Anthony Vanky develops and applies data science and computational methods to design, plan, evaluate cities, emphasizing their applications to urban planning and design. Broadly, his work focuses on the domains of transportation and human mobility; social behaviors and urban space; policy evaluation; quantitative social sciences; and the evaluation of urban form. Through this work, he has extensively collaborated with public and private partners. In addition, he considers creative approaches toward data visualization, public engagement and advocacy, and research methods.
Anthony Vanky’s Cityways project analyzed 2.2 million trips from 135,000 people over one year to understand the factors that influence outdoor pedestrian path choice. Factors considered included weather, urban morphology, businesses, topography, traffic, the presence of green spaces, among others.

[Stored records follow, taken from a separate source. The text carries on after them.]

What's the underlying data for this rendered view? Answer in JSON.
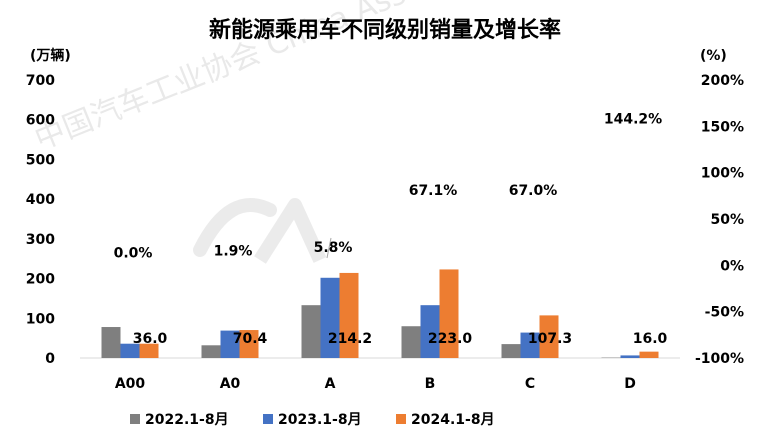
{
  "chart_data": {
    "type": "bar",
    "title": "新能源乘用车不同级别销量及增长率",
    "y_unit_left": "(万辆)",
    "y_unit_right": "(%)",
    "categories": [
      "A00",
      "A0",
      "A",
      "B",
      "C",
      "D"
    ],
    "ylim_left": [
      0,
      700
    ],
    "yticks_left": [
      "0",
      "100",
      "200",
      "300",
      "400",
      "500",
      "600",
      "700"
    ],
    "ylim_right": [
      -100,
      200
    ],
    "yticks_right": [
      "-100%",
      "-50%",
      "0%",
      "50%",
      "100%",
      "150%",
      "200%"
    ],
    "series": [
      {
        "name": "2022.1-8月",
        "color": "#7f7f7f",
        "values": [
          78,
          32,
          133,
          80,
          35,
          1
        ]
      },
      {
        "name": "2023.1-8月",
        "color": "#4472c4",
        "values": [
          36,
          69,
          202,
          133,
          64,
          6.5
        ]
      },
      {
        "name": "2024.1-8月",
        "color": "#ed7d31",
        "values": [
          36.0,
          70.4,
          214.2,
          223.0,
          107.3,
          16.0
        ]
      }
    ],
    "data_labels": [
      "36.0",
      "70.4",
      "214.2",
      "223.0",
      "107.3",
      "16.0"
    ],
    "growth_rates": [
      "0.0%",
      "1.9%",
      "5.8%",
      "67.1%",
      "67.0%",
      "144.2%"
    ],
    "grid": false,
    "legend_position": "bottom",
    "watermark": "中国汽车工业协会 China Association of Automobile Manufacturers"
  }
}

I have been creating free and interactive ebooks for introductory computing courses on the open-source Ruenstone platform and analyzing the clickstream data from those courses to improve the ebooks and instruction. In particular, I am interested in using educational data mining to close the feedback loop and improve the instructional materials. I am also interested in learner sourcing to automatically generate and improve assessments. I have been applying principles from educational psychology such as worked examples plus low cognitive load practice to improve instruction. I have been exploring mixed-up code (Parsons) problems as one type of practice. I created two types of adaptation for Parsons problems: intra-problem and inter-problem. In intra-problem adaptation, if the learner is struggling to solve the current problem it can dynamically be made easier. In inter-problem adaptation the difficulty of the next problem is based on the learner’s performance on the previous problem.